# Everything runs, but pressure still equalized?



## kenmac (Feb 26, 2009)

sounds like the compressor just gave up


----------



## nap (Dec 4, 2007)

it obviously is not pumping enough of anything to pressurize the system so that means either the comp is not running nearly fast enough to pressurize or the comp is just plain busted and not pumping anything

with the running current so low, I would suggest the pump portion of the comp has broken something and the motor is simply free running.


time for a new comp, or at that age, a new unit altogether.


----------



## beenthere (Oct 11, 2008)

Yes, it should draw amperage on the start wining wile running.

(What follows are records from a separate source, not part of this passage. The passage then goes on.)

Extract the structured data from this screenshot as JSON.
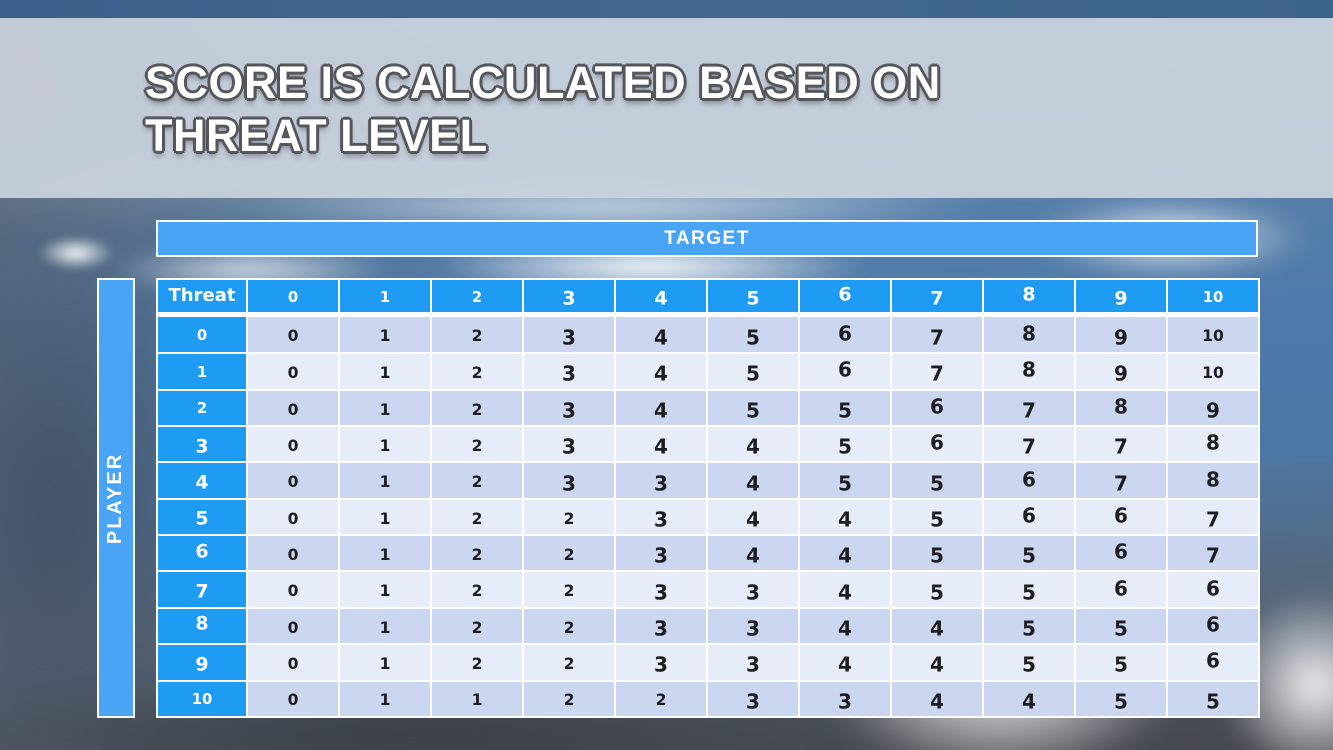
{
  "title": {
    "line1": "SCORE IS CALCULATED BASED ON",
    "line2": "THREAT LEVEL"
  },
  "table": {
    "target_label": "TARGET",
    "player_label": "PLAYER",
    "corner_label": "Threat",
    "column_headers": [
      "0",
      "1",
      "2",
      "3",
      "4",
      "5",
      "6",
      "7",
      "8",
      "9",
      "10"
    ],
    "row_headers": [
      "0",
      "1",
      "2",
      "3",
      "4",
      "5",
      "6",
      "7",
      "8",
      "9",
      "10"
    ],
    "rows": [
      [
        "0",
        "1",
        "2",
        "3",
        "4",
        "5",
        "6",
        "7",
        "8",
        "9",
        "10"
      ],
      [
        "0",
        "1",
        "2",
        "3",
        "4",
        "5",
        "6",
        "7",
        "8",
        "9",
        "10"
      ],
      [
        "0",
        "1",
        "2",
        "3",
        "4",
        "5",
        "5",
        "6",
        "7",
        "8",
        "9"
      ],
      [
        "0",
        "1",
        "2",
        "3",
        "4",
        "4",
        "5",
        "6",
        "7",
        "7",
        "8"
      ],
      [
        "0",
        "1",
        "2",
        "3",
        "3",
        "4",
        "5",
        "5",
        "6",
        "7",
        "8"
      ],
      [
        "0",
        "1",
        "2",
        "2",
        "3",
        "4",
        "4",
        "5",
        "6",
        "6",
        "7"
      ],
      [
        "0",
        "1",
        "2",
        "2",
        "3",
        "4",
        "4",
        "5",
        "5",
        "6",
        "7"
      ],
      [
        "0",
        "1",
        "2",
        "2",
        "3",
        "3",
        "4",
        "5",
        "5",
        "6",
        "6"
      ],
      [
        "0",
        "1",
        "2",
        "2",
        "3",
        "3",
        "4",
        "4",
        "5",
        "5",
        "6"
      ],
      [
        "0",
        "1",
        "2",
        "2",
        "3",
        "3",
        "4",
        "4",
        "5",
        "5",
        "6"
      ],
      [
        "0",
        "1",
        "1",
        "2",
        "2",
        "3",
        "3",
        "4",
        "4",
        "5",
        "5"
      ]
    ]
  },
  "colors": {
    "header_blue": "#1e9bf2",
    "axis_bar_blue": "#49a4f5",
    "row_dark": "#cbd7f0",
    "row_light": "#e7ecf9",
    "top_strip": "#3b648d",
    "title_band": "#cbd4dd",
    "cell_text": "#1d1d20"
  }
}
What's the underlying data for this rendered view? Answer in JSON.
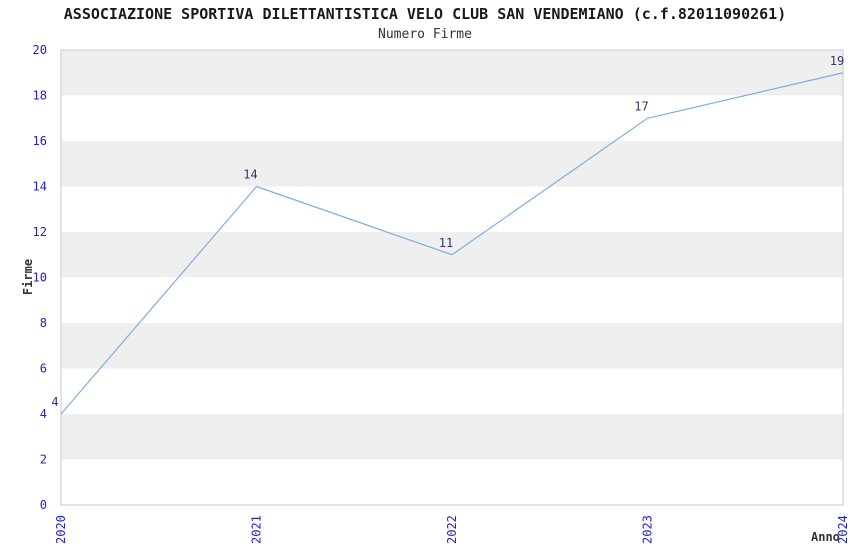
{
  "chart_data": {
    "type": "line",
    "title": "ASSOCIAZIONE SPORTIVA DILETTANTISTICA VELO CLUB SAN VENDEMIANO (c.f.82011090261)",
    "subtitle": "Numero Firme",
    "xlabel": "Anno",
    "ylabel": "Firme",
    "categories": [
      "2020",
      "2021",
      "2022",
      "2023",
      "2024"
    ],
    "values": [
      4,
      14,
      11,
      17,
      19
    ],
    "point_labels": [
      "4",
      "14",
      "11",
      "17",
      "19"
    ],
    "ylim": [
      0,
      20
    ],
    "ytick_step": 2,
    "xtick_rotation_deg": 90,
    "grid": "alternating horizontal bands every 2 units",
    "legend": "none",
    "colors": {
      "line": "#7EAFE0",
      "axis_tick_label": "#2222CC",
      "point_label": "#333377",
      "band_fill": "#EFEFEF",
      "band_alt_fill": "#FFFFFF",
      "plot_border": "#C8C8C8",
      "title_text": "#1A1A1A",
      "axis_label_text": "#333333",
      "background": "#FFFFFF"
    }
  }
}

Sounds like it lost a vlalve.


----------



## evapman (Mar 25, 2007)

yup, prolly a warped valve. Have replaced a few Bristols in the past with this problem.


----------



## yuri (Nov 29, 2008)

Bristols, Ptui, I despise them. The internal relief valve may have popped open and is stuck open. Give the can a good whack upside the head with a rubber mallet and it may reset. Probably need a new compressor/unit anyway.


----------



## krosselle (May 30, 2009)

Thanks everyone, I'll go the new condenser unit route. After I whack it with the mallet :thumbsup:


----------



## krosselle (May 30, 2009)

Do I whack it while it is running?


----------



## yuri (Nov 29, 2008)

Try it B4 starting it and then later. Less than 5% chance it will work. Would have to be caused by a restriction in the system causing it to pop. Then you have another problem to fix.


----------